Once this Identity is discovered, one begins to realize he or she has All. Sacrifice and bargain hunting are unneeded. Wherever one is, God is too. Whether we have many things or very few, whether we live long and short lives on earth, one or many of them, whether we are strong or sickly, we have Everything. In the book A Course in Miracles, the sign of this dawning on a person is the length and frequency of smiling! One becomes the “laughing Buddha” rather than the dying, crucified Jesus on a cross. The crucifixion and death of Jesus become transformed as a lesson teaching that nothing separates us from our Source. To interpret it as later Christians were forced to do, leads to the sacrifice of realization of our own Christ Self, our own Oneness and Perfection within. We project it all on one person alone, the ancient Jesus who probably was not ever a real person anyway but in an ancient mystery story of awakening.
Are you then a mostly happy person, delighted to be “in the world but not of it?” Are you easy to be around and with, cleansed from an attitude of constant whining, judgmentalness, and scarcity? Can you find peace fairly easy within or without? Can you only be happy when the sun is out, skies are blue, kids are perfect, and everything is in its place? Good luck! It doesn’t happen here. Forgive yourself for such foolishness and be free!
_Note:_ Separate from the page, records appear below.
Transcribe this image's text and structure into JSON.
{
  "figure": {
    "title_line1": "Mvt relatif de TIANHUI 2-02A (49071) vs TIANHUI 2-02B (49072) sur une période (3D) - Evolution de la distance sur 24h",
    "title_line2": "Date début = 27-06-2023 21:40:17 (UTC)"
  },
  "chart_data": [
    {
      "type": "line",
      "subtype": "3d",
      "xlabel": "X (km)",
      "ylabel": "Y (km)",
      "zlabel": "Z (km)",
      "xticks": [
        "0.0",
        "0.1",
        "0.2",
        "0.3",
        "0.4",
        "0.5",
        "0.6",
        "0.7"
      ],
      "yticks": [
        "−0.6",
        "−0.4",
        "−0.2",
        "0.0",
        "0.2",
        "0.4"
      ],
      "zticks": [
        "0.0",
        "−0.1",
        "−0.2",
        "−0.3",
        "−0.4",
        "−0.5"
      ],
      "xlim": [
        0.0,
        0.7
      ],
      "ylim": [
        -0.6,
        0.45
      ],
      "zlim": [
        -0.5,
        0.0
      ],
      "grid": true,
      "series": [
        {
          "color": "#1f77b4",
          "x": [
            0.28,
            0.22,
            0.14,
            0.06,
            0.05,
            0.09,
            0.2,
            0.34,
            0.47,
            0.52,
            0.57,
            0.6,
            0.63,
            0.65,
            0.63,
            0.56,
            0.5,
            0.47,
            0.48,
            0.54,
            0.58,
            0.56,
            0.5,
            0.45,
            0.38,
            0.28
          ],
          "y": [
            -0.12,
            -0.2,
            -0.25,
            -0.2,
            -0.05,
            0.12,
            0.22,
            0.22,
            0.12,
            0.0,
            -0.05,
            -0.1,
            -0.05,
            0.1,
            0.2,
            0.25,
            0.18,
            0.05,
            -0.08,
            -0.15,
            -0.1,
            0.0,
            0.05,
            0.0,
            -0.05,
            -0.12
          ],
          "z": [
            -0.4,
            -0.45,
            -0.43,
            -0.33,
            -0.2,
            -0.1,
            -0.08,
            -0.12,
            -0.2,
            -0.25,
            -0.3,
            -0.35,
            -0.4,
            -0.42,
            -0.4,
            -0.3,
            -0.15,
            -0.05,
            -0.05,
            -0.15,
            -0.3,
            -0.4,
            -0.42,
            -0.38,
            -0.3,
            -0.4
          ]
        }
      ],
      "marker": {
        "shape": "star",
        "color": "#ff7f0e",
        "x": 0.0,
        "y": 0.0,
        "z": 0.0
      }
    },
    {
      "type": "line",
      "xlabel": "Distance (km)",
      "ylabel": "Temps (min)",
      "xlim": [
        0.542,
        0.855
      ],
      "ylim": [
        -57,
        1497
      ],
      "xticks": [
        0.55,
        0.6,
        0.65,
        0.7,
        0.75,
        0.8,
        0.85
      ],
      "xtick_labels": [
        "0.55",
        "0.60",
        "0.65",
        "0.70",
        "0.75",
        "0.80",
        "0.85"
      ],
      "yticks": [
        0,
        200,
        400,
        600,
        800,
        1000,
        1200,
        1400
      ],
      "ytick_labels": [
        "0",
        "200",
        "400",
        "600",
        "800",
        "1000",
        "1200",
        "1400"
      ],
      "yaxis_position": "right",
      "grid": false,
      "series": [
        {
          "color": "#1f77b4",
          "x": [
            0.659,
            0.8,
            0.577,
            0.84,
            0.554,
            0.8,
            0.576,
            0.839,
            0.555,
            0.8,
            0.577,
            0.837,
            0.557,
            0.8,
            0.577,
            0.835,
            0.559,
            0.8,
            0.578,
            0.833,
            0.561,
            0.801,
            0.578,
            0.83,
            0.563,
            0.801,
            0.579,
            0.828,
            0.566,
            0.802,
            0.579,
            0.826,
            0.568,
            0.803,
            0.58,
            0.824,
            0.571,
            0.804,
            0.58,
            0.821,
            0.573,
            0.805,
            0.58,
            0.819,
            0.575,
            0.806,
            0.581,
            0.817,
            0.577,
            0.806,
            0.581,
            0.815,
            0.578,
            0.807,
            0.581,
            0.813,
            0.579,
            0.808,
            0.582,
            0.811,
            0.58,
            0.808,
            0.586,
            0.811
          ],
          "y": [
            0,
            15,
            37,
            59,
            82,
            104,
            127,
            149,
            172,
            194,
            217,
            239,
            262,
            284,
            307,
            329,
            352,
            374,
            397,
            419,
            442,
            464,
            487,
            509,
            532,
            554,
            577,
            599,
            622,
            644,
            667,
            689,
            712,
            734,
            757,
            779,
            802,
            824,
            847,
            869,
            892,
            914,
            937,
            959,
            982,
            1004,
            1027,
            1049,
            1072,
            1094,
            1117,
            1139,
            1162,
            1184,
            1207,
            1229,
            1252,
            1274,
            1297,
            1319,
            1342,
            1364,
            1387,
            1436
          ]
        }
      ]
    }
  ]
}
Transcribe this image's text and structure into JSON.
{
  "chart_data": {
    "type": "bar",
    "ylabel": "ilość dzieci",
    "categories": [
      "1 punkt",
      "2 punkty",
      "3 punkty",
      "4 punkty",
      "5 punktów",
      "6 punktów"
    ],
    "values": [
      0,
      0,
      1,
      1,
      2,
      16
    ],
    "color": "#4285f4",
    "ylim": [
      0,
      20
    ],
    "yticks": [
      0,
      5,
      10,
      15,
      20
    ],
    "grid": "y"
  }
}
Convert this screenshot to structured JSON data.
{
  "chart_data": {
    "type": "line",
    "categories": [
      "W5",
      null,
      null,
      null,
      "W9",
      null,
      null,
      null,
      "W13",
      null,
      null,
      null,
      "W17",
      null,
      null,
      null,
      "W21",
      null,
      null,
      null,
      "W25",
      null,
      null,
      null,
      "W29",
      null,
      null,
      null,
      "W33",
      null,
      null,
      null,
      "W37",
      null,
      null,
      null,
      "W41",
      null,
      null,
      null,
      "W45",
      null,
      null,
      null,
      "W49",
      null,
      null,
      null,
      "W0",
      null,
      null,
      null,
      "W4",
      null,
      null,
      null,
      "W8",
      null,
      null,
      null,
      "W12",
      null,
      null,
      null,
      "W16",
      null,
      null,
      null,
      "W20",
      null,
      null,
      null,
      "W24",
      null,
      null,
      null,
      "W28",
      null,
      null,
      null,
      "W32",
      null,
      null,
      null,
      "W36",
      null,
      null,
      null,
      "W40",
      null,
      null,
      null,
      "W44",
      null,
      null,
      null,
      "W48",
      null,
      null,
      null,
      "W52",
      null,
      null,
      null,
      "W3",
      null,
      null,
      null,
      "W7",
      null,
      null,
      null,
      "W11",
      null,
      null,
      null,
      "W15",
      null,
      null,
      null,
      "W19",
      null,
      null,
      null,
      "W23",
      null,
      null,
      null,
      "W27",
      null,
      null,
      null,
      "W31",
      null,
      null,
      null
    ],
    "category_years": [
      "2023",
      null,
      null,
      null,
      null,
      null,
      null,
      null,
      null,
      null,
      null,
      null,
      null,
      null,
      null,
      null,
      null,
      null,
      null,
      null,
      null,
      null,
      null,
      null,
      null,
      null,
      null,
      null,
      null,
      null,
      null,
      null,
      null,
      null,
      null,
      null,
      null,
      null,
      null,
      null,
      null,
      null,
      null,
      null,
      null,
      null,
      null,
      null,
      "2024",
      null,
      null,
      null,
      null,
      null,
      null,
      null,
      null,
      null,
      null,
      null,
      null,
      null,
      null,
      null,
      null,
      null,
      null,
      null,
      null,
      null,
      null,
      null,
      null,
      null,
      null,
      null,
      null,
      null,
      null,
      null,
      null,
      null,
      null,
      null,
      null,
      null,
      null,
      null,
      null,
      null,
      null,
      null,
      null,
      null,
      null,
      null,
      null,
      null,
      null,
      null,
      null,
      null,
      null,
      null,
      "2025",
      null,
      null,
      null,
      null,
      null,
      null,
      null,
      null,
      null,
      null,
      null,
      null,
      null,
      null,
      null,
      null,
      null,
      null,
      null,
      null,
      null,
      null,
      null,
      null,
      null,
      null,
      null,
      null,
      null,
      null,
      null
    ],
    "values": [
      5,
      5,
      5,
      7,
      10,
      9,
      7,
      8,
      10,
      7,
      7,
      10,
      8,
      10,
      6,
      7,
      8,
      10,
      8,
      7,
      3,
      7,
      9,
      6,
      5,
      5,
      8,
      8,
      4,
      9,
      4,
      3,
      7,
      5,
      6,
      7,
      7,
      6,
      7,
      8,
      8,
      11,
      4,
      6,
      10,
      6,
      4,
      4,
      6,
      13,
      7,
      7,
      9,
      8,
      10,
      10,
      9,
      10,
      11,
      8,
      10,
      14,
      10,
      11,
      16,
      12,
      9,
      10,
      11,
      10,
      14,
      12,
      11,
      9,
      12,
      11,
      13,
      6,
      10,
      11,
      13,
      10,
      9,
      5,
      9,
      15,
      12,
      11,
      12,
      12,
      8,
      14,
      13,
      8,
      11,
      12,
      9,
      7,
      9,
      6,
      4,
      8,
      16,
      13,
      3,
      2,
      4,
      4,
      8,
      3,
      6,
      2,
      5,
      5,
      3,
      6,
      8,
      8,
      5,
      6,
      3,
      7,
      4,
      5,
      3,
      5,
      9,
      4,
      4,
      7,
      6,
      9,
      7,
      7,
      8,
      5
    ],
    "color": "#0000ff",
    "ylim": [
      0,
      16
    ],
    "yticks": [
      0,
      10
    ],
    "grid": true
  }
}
Yes, it takes mind-training exercises, but many books and teachers abound. Seek them out. If you want to be happy, the Universe will oblige your wish. If you would rather be sad, miserable, and unhappy, such is yours as well.
Choose today to be happy. Happiness is the way to life, not the short dessert at the end. Choose and be free. Let freedom ring from your aura and Spirit, touching everything you come near and whomever you breathe toward with thoughts of peace.